I was board certified as a chaplain (BCC) by the Association of Professional Chaplains (APC) in 2003 and served as a hospice chaplain through 2007 when I was hired as Director of Chaplains and Pastoral Education by another agency.
In March 2008, while attending the annual plenary meeting of the College of Pastoral Supervision and Psychotherapy (CPSP), I had met Chaplain (LTC) Lance Sneath who is a Spirit-filled Southern Baptist who heads the CPSP Family Life program at Fort Hood, TX. From that time forward, my sense of "unfinished business" with the US Army was resurrected. In September of last year, I had a clear sense that I needed to contact a chaplain recruiter to inquire about the USAR chaplaincy. In early October 2008, I began the chaplain application process largely by phone calls with my recruiter who is stationed in Morrow, GA, and lots of Emails with lots of attachments. Your story about "hurry up," and one last item and another resonates. Like you, I applied for and received medical waivers as I have two cervical herniations and one lumbar herniation.
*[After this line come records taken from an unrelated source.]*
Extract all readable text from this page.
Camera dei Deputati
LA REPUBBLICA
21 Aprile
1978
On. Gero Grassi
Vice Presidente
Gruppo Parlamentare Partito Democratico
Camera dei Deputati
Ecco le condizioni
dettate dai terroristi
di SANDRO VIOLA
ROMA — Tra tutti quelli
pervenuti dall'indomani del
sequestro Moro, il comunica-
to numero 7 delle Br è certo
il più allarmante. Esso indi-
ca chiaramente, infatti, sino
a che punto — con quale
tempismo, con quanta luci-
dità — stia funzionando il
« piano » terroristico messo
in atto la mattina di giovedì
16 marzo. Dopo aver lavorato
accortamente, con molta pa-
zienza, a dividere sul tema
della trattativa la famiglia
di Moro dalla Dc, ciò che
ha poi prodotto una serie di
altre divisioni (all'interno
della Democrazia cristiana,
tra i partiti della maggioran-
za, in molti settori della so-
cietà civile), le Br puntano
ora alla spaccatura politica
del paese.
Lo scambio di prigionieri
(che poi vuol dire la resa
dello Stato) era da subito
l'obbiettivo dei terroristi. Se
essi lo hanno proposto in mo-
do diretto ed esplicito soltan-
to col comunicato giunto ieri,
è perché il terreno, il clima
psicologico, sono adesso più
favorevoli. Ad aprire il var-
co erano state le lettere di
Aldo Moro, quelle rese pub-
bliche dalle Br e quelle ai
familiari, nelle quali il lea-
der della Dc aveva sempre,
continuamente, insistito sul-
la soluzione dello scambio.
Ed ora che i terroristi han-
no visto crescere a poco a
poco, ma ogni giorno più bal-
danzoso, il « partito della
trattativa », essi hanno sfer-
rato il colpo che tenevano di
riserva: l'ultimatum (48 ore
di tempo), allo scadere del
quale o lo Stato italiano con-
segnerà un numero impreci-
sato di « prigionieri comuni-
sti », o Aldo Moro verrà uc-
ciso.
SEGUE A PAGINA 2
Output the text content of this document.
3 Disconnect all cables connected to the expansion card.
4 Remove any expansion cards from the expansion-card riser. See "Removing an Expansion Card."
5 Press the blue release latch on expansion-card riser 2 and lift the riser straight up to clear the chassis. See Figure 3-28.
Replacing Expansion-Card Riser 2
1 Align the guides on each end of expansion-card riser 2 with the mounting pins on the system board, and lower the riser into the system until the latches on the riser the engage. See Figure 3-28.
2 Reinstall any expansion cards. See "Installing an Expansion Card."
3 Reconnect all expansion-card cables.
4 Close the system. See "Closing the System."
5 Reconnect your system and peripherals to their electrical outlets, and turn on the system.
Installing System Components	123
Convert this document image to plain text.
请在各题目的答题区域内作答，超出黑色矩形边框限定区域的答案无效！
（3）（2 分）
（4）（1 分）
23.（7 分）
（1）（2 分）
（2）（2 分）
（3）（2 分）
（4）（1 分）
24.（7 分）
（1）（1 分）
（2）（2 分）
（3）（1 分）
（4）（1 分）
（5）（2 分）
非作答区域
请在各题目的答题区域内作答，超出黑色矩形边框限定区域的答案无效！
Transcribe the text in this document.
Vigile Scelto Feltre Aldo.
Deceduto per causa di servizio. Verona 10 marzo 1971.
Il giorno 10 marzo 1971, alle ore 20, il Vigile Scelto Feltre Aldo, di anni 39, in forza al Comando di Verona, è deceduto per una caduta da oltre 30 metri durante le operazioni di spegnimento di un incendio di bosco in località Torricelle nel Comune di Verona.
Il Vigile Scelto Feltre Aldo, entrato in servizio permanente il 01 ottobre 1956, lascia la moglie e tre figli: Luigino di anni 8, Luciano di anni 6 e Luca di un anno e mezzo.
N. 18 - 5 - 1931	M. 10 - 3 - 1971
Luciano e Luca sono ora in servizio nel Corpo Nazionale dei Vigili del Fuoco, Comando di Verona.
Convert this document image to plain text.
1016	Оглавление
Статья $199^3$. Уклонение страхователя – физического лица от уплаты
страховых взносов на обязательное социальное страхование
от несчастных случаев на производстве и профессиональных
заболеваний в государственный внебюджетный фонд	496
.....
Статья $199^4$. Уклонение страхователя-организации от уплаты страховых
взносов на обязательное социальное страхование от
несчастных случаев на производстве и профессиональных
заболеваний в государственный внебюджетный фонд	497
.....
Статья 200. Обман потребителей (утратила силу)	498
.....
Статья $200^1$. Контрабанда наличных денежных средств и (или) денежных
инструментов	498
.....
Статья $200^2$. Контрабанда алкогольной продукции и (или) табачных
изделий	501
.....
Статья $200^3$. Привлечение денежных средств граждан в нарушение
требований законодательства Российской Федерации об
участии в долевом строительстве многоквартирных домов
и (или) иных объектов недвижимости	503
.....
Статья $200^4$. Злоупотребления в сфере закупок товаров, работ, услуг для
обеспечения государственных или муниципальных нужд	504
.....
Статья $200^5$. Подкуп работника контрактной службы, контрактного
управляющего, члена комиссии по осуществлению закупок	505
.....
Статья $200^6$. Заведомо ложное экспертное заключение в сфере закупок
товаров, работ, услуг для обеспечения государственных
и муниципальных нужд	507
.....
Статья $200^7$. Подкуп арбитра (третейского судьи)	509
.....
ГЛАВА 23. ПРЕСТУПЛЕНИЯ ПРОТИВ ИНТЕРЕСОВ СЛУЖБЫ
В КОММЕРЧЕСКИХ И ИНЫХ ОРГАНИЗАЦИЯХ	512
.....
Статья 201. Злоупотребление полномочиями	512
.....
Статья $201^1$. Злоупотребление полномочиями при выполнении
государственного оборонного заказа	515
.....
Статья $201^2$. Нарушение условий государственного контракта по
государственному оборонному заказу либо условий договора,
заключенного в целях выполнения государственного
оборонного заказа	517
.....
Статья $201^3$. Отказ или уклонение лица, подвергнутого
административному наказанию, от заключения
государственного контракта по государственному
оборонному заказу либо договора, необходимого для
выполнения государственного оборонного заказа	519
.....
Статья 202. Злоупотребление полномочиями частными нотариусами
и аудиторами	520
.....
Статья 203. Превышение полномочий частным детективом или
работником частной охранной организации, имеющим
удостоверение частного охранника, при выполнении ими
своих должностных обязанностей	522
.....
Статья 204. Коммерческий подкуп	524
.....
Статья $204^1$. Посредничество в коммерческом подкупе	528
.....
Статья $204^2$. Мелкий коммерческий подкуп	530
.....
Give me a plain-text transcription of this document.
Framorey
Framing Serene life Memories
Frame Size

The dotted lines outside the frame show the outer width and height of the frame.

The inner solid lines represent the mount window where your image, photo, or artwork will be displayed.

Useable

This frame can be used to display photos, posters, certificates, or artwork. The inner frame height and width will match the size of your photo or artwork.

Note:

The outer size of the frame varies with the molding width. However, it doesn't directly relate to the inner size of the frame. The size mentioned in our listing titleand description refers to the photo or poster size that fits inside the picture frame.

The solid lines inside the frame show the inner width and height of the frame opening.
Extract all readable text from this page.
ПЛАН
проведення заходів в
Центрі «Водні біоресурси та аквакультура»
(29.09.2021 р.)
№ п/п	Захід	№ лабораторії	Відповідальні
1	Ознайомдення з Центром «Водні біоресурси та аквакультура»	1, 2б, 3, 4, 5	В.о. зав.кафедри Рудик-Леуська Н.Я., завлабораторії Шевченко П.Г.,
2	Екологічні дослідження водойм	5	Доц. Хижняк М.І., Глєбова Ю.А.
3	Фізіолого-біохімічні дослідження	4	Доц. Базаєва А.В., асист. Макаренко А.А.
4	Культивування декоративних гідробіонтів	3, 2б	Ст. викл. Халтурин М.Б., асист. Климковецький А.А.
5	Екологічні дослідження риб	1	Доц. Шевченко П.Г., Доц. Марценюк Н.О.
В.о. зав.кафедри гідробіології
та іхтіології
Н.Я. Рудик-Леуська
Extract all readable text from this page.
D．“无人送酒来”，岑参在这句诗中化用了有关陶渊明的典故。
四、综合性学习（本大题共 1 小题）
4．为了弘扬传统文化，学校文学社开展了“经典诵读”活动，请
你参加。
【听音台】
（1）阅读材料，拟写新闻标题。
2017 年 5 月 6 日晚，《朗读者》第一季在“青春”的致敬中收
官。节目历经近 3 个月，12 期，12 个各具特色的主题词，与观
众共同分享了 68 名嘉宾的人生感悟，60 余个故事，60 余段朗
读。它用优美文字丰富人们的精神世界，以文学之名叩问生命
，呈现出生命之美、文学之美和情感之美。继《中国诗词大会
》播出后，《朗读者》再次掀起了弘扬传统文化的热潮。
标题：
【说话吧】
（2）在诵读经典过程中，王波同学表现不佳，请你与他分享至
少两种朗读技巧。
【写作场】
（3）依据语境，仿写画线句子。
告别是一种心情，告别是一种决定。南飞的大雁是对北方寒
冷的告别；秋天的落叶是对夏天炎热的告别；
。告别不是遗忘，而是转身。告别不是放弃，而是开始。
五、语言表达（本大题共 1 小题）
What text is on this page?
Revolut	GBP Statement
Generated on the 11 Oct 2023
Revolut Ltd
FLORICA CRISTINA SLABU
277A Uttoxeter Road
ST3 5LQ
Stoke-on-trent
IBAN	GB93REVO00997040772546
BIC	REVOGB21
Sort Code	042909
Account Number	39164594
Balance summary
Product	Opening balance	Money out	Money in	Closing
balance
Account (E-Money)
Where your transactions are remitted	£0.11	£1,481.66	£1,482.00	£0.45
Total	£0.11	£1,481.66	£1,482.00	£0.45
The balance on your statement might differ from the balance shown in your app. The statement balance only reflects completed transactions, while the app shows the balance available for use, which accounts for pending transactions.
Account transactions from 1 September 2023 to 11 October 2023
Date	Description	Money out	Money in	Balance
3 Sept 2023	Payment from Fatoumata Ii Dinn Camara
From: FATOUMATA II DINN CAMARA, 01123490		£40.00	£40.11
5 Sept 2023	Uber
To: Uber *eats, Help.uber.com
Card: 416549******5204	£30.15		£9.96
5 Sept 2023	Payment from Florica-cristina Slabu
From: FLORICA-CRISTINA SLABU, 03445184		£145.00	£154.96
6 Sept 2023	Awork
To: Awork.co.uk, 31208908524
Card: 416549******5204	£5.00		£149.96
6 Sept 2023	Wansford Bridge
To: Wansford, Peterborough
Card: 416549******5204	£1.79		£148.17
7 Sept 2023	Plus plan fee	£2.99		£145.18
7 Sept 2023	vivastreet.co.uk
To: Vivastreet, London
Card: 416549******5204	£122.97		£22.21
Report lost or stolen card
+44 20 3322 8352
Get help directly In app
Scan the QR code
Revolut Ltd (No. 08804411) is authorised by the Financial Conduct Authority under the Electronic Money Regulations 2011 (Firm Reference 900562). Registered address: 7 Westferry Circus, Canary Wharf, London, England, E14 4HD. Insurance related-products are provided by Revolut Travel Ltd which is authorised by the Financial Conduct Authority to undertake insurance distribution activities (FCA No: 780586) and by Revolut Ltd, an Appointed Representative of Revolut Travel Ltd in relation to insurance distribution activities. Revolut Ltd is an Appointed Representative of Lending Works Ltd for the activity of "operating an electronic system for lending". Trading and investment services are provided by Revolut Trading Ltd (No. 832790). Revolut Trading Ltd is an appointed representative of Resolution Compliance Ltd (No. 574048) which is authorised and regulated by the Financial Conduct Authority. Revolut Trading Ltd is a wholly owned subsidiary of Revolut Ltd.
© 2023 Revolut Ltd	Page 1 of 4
I am age 49, I will turn 50 in July of this year. The May board was the absolute last board I could have received consideration by.
Just recently, as in the past few days, my wife who is an LPN who had to "retire" early due to Macular Degeneration, and I have begun discussing the possibility of writing a book together. She is a gifted writer. I am a parish priest, hospice chaplain, pastoral counselor and educator and CPE supervisor-in-training and have been very active in disaster/crisis response ministry (CISM/NOVA/TSA/ARC), and I am a spiritual director/retreat leader. To borrow a CPE term, between us we have lots of "grist for the mill."
My Email is frhager@iccec.org
Your website has sort of inspired and confirmed Jeanne and my sense about writing together, I liked your "He said/She said." I like the intermingling of your narratives. This was what we sensed and envisioned for our writing.
Bless you both and your family.
We will be avid readers of your blog.